Kent would go on to write a number of unproduced screenplays, before writing “The Babadook” while in a state of grief following her father’s death. After five years of studying acting in school, she didn’t want to go back to the world of education to learn a new trade. Tracking down the email address of one of her favorite directors, Lars von Trier, she wrote asking the opportunity to observe him work so she could learn how a director works.

“I wrote to him in this sort of off-the-cuff kind of way. I said things like ‘I’d rather stick pins in my eyes than go to film school’ — I really don’t want to learn in that way — and I said that ‘I’m quite subversive by nature,’ and I’ve just been incredibly moved by his films,” said Kent. “I got a message back from his assistant saying Lars just doesn’t do that. I thought, ‘Oh, well, I tried, followed my instincts. And then an hour later, I got a message back again, ‘Lars has just read your email and he wants to know what you would like to do.’”

Not fully understanding the roles on a movie set, or how it worked, Kent naively asked to be the Assistant Director. The offer came back that she could visit the set of “Dogville” for one day. It was enough for Kent to make the Sydney-to-Denmark flight. One day would turn into the whole shoot, in what turned out to be invaluable apprenticeship.

Kent is the first to acknowledge she is a very different filmmaker from von Trier. So, what did she learn from her “Dogville” apprenticeship?

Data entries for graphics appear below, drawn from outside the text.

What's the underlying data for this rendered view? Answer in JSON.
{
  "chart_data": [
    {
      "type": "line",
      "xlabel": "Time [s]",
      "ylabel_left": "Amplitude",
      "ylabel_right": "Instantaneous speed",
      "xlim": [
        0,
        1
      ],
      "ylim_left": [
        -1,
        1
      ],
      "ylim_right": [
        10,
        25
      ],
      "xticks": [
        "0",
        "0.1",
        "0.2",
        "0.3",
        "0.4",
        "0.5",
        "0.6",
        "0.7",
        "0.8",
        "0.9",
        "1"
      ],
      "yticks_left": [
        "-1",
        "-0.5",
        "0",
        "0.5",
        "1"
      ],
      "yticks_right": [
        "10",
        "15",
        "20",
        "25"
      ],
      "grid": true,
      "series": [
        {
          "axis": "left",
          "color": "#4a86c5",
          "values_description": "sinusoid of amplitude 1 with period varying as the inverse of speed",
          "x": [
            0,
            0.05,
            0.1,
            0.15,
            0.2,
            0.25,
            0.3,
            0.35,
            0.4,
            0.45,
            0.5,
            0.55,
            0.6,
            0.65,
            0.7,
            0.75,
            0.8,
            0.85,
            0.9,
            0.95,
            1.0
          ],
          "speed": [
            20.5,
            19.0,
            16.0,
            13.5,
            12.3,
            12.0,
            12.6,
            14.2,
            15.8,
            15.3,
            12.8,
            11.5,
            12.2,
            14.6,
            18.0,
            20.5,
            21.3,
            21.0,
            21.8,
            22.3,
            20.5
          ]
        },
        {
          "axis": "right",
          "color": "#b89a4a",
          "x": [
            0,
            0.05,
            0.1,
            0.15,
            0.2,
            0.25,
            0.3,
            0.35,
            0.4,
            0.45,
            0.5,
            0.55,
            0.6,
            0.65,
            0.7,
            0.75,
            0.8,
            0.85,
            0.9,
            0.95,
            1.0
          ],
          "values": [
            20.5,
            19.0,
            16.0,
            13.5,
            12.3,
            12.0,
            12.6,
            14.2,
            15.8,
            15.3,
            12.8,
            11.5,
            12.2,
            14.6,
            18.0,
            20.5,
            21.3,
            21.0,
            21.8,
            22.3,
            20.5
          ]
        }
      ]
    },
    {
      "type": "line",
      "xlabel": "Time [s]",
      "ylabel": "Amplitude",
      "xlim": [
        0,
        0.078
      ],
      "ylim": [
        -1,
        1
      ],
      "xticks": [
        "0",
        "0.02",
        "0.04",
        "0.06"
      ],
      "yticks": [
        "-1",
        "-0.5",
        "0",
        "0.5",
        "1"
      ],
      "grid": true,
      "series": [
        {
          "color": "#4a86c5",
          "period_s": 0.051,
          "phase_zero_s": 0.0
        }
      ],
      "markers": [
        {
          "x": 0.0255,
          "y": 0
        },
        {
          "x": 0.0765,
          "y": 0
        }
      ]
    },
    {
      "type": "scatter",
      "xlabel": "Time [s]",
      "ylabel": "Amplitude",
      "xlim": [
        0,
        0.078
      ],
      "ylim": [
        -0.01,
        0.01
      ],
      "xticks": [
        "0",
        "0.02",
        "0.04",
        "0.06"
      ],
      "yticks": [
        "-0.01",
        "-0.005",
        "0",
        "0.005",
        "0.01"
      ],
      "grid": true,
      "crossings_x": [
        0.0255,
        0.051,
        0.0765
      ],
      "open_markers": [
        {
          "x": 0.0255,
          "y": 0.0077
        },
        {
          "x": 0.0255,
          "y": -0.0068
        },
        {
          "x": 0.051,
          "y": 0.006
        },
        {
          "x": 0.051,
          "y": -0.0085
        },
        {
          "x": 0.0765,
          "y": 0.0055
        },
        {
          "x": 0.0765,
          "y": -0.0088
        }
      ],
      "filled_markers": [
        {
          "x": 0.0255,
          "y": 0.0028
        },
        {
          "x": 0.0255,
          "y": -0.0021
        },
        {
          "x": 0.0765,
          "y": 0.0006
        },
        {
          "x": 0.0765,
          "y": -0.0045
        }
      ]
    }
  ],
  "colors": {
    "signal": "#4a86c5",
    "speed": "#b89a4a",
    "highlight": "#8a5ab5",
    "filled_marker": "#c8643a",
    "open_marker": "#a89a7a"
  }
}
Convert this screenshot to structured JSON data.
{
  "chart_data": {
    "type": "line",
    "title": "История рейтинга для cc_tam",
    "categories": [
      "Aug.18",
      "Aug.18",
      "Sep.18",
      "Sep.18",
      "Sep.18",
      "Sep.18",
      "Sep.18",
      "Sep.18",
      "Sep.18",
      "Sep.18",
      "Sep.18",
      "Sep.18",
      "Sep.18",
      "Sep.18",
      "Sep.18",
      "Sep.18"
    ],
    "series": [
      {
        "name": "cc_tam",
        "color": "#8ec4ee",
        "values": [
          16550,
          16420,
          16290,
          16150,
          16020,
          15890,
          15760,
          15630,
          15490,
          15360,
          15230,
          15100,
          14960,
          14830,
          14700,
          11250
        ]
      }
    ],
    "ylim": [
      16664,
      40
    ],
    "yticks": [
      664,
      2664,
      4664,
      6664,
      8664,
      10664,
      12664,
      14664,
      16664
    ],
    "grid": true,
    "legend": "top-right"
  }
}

“What I truly admired was a singular vision, that he protected from start to finish. And surprisingly, that’s actually very rare. Even now I think it’s gotten worse, it’s harder for people to protect, but I learned, I learned that from watching him,” said Kent. “And I also learned that the whole ‘us and them’ — this idea of, ‘Oh, I’m just a lowly person trying to make films and you’re a genius’— that sort of divide evaporated. I don’t mean I started to think I was a genius, I just mean that I thought, ‘I can do this.’ It gave me the confidence to do it my way. As long as I just could protect the work, I would throw myself in.”